Brandon Marsh did have to hustle up to the plate to lead off the bottom of the first inning. Players are used to coming off the field and talking to teammates in the dugout about what kind of stuff the pitcher has. Gotta be quicker with those conversations.

"It went great, it seems like both teams have done some work on this," manager Rob Thomson said. "Quick game. It was 2 hours, 34 minutes and the first three innings took an hour. That felt normal, then it really sped up after that. We'll get used to it."

The best pitcher on the afternoon was reliever Andrew Baker, whose fastball hit 102 mph last summer. He struck out two and induced a popup. He's likely to begin the season in the upper minors but is a name to remember. He might be able to help the Phillies at some point in 2023.

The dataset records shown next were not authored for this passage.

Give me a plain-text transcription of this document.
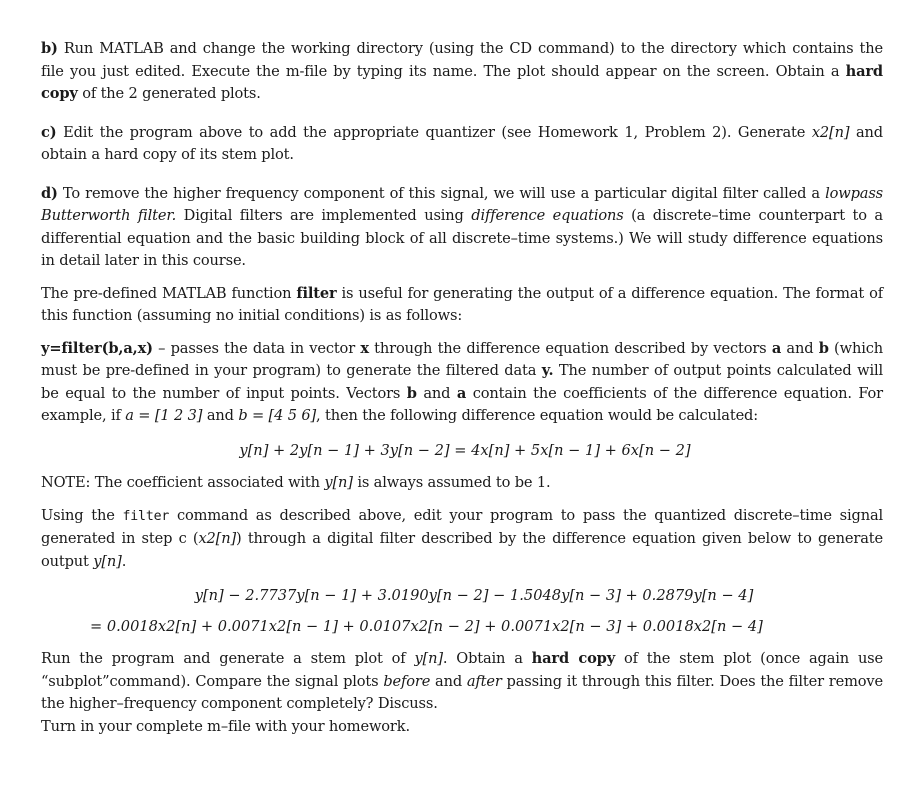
b) Run MATLAB and change the working directory (using the CD command) to the directory which contains the file you just edited. Execute the m-file by typing its name. The plot should appear on the screen. Obtain a hard copy of the 2 generated plots.

c) Edit the program above to add the appropriate quantizer (see Homework 1, Problem 2). Generate x2[n] and obtain a hard copy of its stem plot.

d) To remove the higher frequency component of this signal, we will use a particular digital filter called a lowpass Butterworth filter. Digital filters are implemented using difference equations (a discrete–time counterpart to a differential equation and the basic building block of all discrete–time systems.) We will study difference equations in detail later in this course.

The pre-defined MATLAB function filter is useful for generating the output of a difference equation. The format of this function (assuming no initial conditions) is as follows:

y=filter(b,a,x) – passes the data in vector x through the difference equation described by vectors a and b (which must be pre-defined in your program) to generate the filtered data y. The number of output points calculated will be equal to the number of input points. Vectors b and a contain the coefficients of the difference equation. For example, if a = [1 2 3] and b = [4 5 6], then the following difference equation would be calculated:

y[n] + 2y[n − 1] + 3y[n − 2] = 4x[n] + 5x[n − 1] + 6x[n − 2]

NOTE: The coefficient associated with y[n] is always assumed to be 1.

Using the filter command as described above, edit your program to pass the quantized discrete–time signal generated in step c (x2[n]) through a digital filter described by the difference equation given below to generate output y[n].

y[n] − 2.7737y[n − 1] + 3.0190y[n − 2] − 1.5048y[n − 3] + 0.2879y[n − 4]
= 0.0018x2[n] + 0.0071x2[n − 1] + 0.0107x2[n − 2] + 0.0071x2[n − 3] + 0.0018x2[n − 4]

Run the program and generate a stem plot of y[n]. Obtain a hard copy of the stem plot (once again use “subplot”command). Compare the signal plots before and after passing it through this filter. Does the filter remove the higher–frequency component completely? Discuss.

Turn in your complete m–file with your homework.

Outfielder/third baseman Weston Wilson, a 28-year-old with 2,410 minor-league plate appearances, was the offensive standout for the Phils. He went 2 for 2 with a two-run homer, a two-run double and a walk. Marsh reached base all three times with two singles and a walk.

It was a split-squad day for the Phillies. Another portion of the team lost, 4-2, to the Tigers in Lakeland. Nick Castellanos, Dalton Guthrie, Scott Kingery and Kody Clemens played in the game. Left-hander Michael Plassmeyer, a candidate for the Phillies' final rotation spot, started and pitched two scoreless innings.

The Phils have another game in Clearwater Sunday against the Twins. Andrew Bellatti gets the ball in the first inning.